The Interim Report of the Low Value Parcel Processing Taskforce reveals that low value (under $1000) parcels from overseas have grown 36 percent over the last two years, and over 20 percent between 2010 and 2011.
While the Interim Report gives little hint of what it might ultimately recommend when it hands down its final report in July, the Taskforce has consulted widely with stakeholders, including retailer groups representing the bicycle, music and general retail sectors.
Facts & figures
Between the financial years 2006/7 to 2010/11, the number of parcels being delivered through Australia’s international mail gateways has grown from 23.56 million to 48.06 million – an increase of 104 per cent.
The bulk of the increase in parcels has been packets of less than 2kg, which represents 80.1 per cent of the increased volume. Over the same period, the volume of parcels valued between $0 and $1000 passing through international air cargo operators has increased from approximately 6.3 million to 10.4 million.
The National Retailers Association (the lobby group for big retailers such as Woolworths and Coles) estimates an annual increase in online sales – both local and international – ranging from 7.6 per cent to 20.4 per cent per annum.
‘While recognising that these projections relate variously to domestic and international online sales growth, and may also include products such as ticket deliveries, simply assuming an annual parcel growth in line with the mid-point of these estimates (14 per cent per annum), would mean that over the next four years Australia would see an increase in mail parcels passing through the international gateways to around 81 million by 2014/15,’ the Report stated.
Over $1000 imports falling? (Not!)
While all the other data provided in the Interim Report points to a rapidly growing online offshore channel in Australian rretailing, it’s interesting to note that in 2010-11, the Report states that around 39,000 postal items were processed for duty and/or GST liability, of which a little under half – 17,318 – were goods declared to have a value over $1000, with the remainder related to alcohol and/or tobacco products. This is a drop from the previous, GFC-impacted year, when approximately 43,000 items were processed for duty and/or GST liability, of which 19,056 were valued at over $1000.
It’s even more interesting to note that the report seems to take these discordant figures at face value, not questioning the level of false declaration of value.
Australia out of kilter
Perhaps the most compelling argument for a reduction in the threshold is a chart in the report which shows Australia is massively out of kilter with other free market economies is the application of a low value threshold (Australian dollar equivalents):
NZ: $312 (not collected unless GST revenues amount to over $60)

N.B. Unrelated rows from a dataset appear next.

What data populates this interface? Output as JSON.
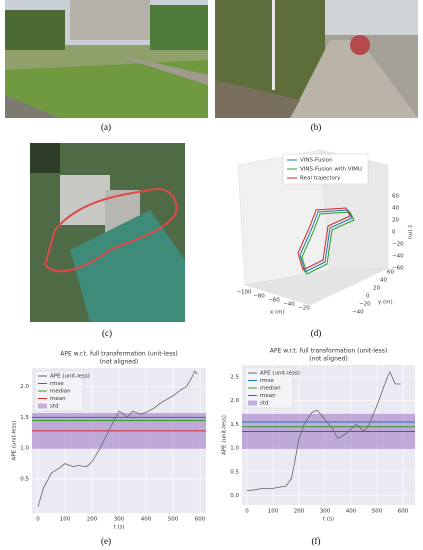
{
  "labels": [
    "(a)",
    "(b)",
    "(c)",
    "(d)",
    "(e)",
    "(f)"
  ],
  "panel_d": {
    "legend": [
      "VINS-Fusion",
      "VINS-Fusion with VIMU",
      "Real trajectory"
    ],
    "x_label": "x (m)",
    "y_label": "y (m)",
    "z_label": "z (m)",
    "x_ticks": [
      "−100",
      "−80",
      "−60",
      "−40",
      "−20"
    ],
    "y_ticks": [
      "−40",
      "−20",
      "0",
      "20",
      "40",
      "60"
    ],
    "z_ticks": [
      "60",
      "40",
      "20",
      "0",
      "−20",
      "−40",
      "−60"
    ]
  },
  "chart_data": [
    {
      "type": "line",
      "title": "APE w.r.t. full transformation (unit-less)",
      "subtitle": "(not aligned)",
      "x_label": "t (s)",
      "y_label": "APE (unit-less)",
      "x": [
        0,
        20,
        50,
        80,
        100,
        130,
        150,
        180,
        200,
        230,
        270,
        300,
        320,
        330,
        350,
        380,
        400,
        430,
        450,
        480,
        500,
        530,
        550,
        570,
        580,
        590
      ],
      "series": [
        {
          "name": "APE (unit-less)",
          "color": "#666666",
          "values": [
            0.05,
            0.35,
            0.6,
            0.68,
            0.75,
            0.7,
            0.72,
            0.7,
            0.78,
            1.0,
            1.35,
            1.6,
            1.55,
            1.5,
            1.6,
            1.55,
            1.58,
            1.65,
            1.72,
            1.8,
            1.85,
            1.95,
            2.0,
            2.15,
            2.25,
            2.2
          ]
        }
      ],
      "references": [
        {
          "name": "rmse",
          "color": "#1f77b4",
          "value": 1.5
        },
        {
          "name": "median",
          "color": "#2ca02c",
          "value": 1.45
        },
        {
          "name": "mean",
          "color": "#d62728",
          "value": 1.28
        }
      ],
      "std": {
        "name": "std",
        "color": "#9467bd",
        "value": 0.29
      },
      "xlim": [
        -22,
        622
      ],
      "ylim": [
        -0.05,
        2.3
      ],
      "xticks": [
        0,
        100,
        200,
        300,
        400,
        500,
        600
      ],
      "yticks": [
        0.5,
        {
          "value": 1,
          "label": "1.0"
        },
        1.5,
        {
          "value": 2,
          "label": "2.0"
        }
      ],
      "grid": true
    },
    {
      "type": "line",
      "title": "APE w.r.t. full transformation (unit-less)",
      "subtitle": "(not aligned)",
      "x_label": "t (s)",
      "y_label": "APE (unit-less)",
      "x": [
        0,
        30,
        60,
        100,
        150,
        170,
        180,
        200,
        220,
        250,
        270,
        300,
        330,
        350,
        380,
        400,
        420,
        450,
        470,
        500,
        520,
        540,
        550,
        570,
        590
      ],
      "series": [
        {
          "name": "APE (unit-less)",
          "color": "#666666",
          "values": [
            0.1,
            0.12,
            0.15,
            0.15,
            0.2,
            0.35,
            0.6,
            1.2,
            1.5,
            1.75,
            1.8,
            1.6,
            1.4,
            1.2,
            1.3,
            1.4,
            1.5,
            1.35,
            1.5,
            1.9,
            2.2,
            2.5,
            2.6,
            2.35,
            2.35
          ]
        }
      ],
      "references": [
        {
          "name": "rmse",
          "color": "#1f77b4",
          "value": 1.55
        },
        {
          "name": "median",
          "color": "#2ca02c",
          "value": 1.45
        },
        {
          "name": "mean",
          "color": "#d62728",
          "value": 1.35
        }
      ],
      "std": {
        "name": "std",
        "color": "#9467bd",
        "value": 0.37
      },
      "xlim": [
        -19,
        646
      ],
      "ylim": [
        -0.2,
        2.75
      ],
      "xticks": [
        0,
        100,
        200,
        300,
        400,
        500,
        600
      ],
      "yticks": [
        {
          "value": 0,
          "label": "0.0"
        },
        0.5,
        {
          "value": 1,
          "label": "1.0"
        },
        1.5,
        {
          "value": 2,
          "label": "2.0"
        },
        2.5
      ],
      "grid": true
    }
  ]
}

US: $0 (no national sales tax – $200 for import duty, $100 for gifts)
The final report will be presented to the Assistant Treasurer, the Hon David Bradbury, in July 2012. It will contain ‘a comprehensive blueprint for reform, with costed alternatives and timeframes for implementation.’
Unfortunately these cost alternatives will not include a firm recommendation on a revised low value threshold as: ‘It is not within the Taskforce’s Terms of Reference to specifically recommend the application of any particular threshold level.’
It’s clear, however, that any changes will have to be at best cost-neutral. Equity for local retailers takes a second place to this criterion, as laid down in the earlier Productivity Commission report:
There are strong in-principle grounds for the low value threshold (LVT) exemption for GST and duty on imported goods to be lowered significantly, to promote tax neutrality with domestic sales. However, the Government should not proceed to lower the LVT unless it can be demonstrated that it is cost-effective to do so. The cost of raising the additional revenue should be at least broadly comparable to the cost of raising other taxes, and ideally the efficiency gains from reducing the non-neutrality should outweigh the additional costs of revenue collection.
The Taskforce has travelled to Canada, the UK and Singapore to get a better understanding of how these countries are able to work the miracle of collecting GST on imported goods without sending their governments broke!
Judging by the lack of anything in this Interim Report approaching recommendations or even costings to implement alternatives, the Taskforce has a huge amount of work to do between now and July.